Mr Thornton-Kemsley points out: “If the notice is incorrectly served there may be a problem for operators in that two cases, CTIL –v- Compton and CTIL –v- Ashloch, indicate that a landlord who is not in occupation may not be able to grant new rights”.
“As in other parts of the new Code the wording reflects wording in the English Landlord & Tenant Act 1954 in order that existing case law can apply. One incidence of this appears to be paragraph 34 (12) which requires the Tribunal to take into account the terms of the existing agreement in any order under these provisions. This is identical to wording in the 1954 Act considered in the House of Lords case O’May –v- City of London Real Property Co Ltd  2 AC 726, in which it was held that the court should not generally use its discretion to change lease terms: the new lease should be the same as the old lease.

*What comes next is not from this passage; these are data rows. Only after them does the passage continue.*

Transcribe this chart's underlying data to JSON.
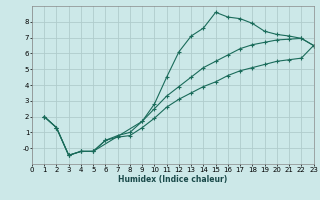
{
  "xlabel": "Humidex (Indice chaleur)",
  "bg_color": "#cce8e8",
  "grid_color": "#b0cccc",
  "line_color": "#1a6b5a",
  "xlim": [
    0,
    23
  ],
  "ylim": [
    -1,
    9
  ],
  "xticks": [
    0,
    1,
    2,
    3,
    4,
    5,
    6,
    7,
    8,
    9,
    10,
    11,
    12,
    13,
    14,
    15,
    16,
    17,
    18,
    19,
    20,
    21,
    22,
    23
  ],
  "yticks": [
    0,
    1,
    2,
    3,
    4,
    5,
    6,
    7,
    8
  ],
  "ytick_labels": [
    "-0",
    "1",
    "2",
    "3",
    "4",
    "5",
    "6",
    "7",
    "8"
  ],
  "curve1_x": [
    1,
    2,
    3,
    4,
    5,
    9,
    10,
    11,
    12,
    13,
    14,
    15,
    16,
    17,
    18,
    19,
    20,
    21,
    22,
    23
  ],
  "curve1_y": [
    2.0,
    1.3,
    -0.45,
    -0.2,
    -0.2,
    1.7,
    2.8,
    4.5,
    6.1,
    7.1,
    7.6,
    8.6,
    8.3,
    8.2,
    7.9,
    7.4,
    7.2,
    7.1,
    6.95,
    6.5
  ],
  "curve2_x": [
    1,
    2,
    3,
    4,
    5,
    6,
    7,
    8,
    9,
    10,
    11,
    12,
    13,
    14,
    15,
    16,
    17,
    18,
    19,
    20,
    21,
    22,
    23
  ],
  "curve2_y": [
    2.0,
    1.3,
    -0.45,
    -0.2,
    -0.2,
    0.5,
    0.8,
    1.0,
    1.7,
    2.5,
    3.3,
    3.9,
    4.5,
    5.1,
    5.5,
    5.9,
    6.3,
    6.55,
    6.7,
    6.85,
    6.9,
    6.95,
    6.5
  ],
  "curve3_x": [
    1,
    2,
    3,
    4,
    5,
    6,
    7,
    8,
    9,
    10,
    11,
    12,
    13,
    14,
    15,
    16,
    17,
    18,
    19,
    20,
    21,
    22,
    23
  ],
  "curve3_y": [
    2.0,
    1.3,
    -0.45,
    -0.2,
    -0.2,
    0.5,
    0.7,
    0.8,
    1.3,
    1.9,
    2.6,
    3.1,
    3.5,
    3.9,
    4.2,
    4.6,
    4.9,
    5.1,
    5.3,
    5.5,
    5.6,
    5.7,
    6.5
  ]
}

If a party wanted to change any terms, the onus is on them to show that any change is fair and reasonable”.
While there is test of public need in the provisions of paragraph 33 as is required by paragraph 21 any interference with private property rights must be fully justified in terms of ECHR which of course has legal force in Scotland through the Human Rights Act 1998 and the Scotland Act 1998. This will be a matter the Tribunal will also have to consider in such applications
Mr Thornton-Kemsley considers that in many instances operators are serving such notices to obtain lower rents and there is little evidence to show how the public will benefit from the exercise of such rights.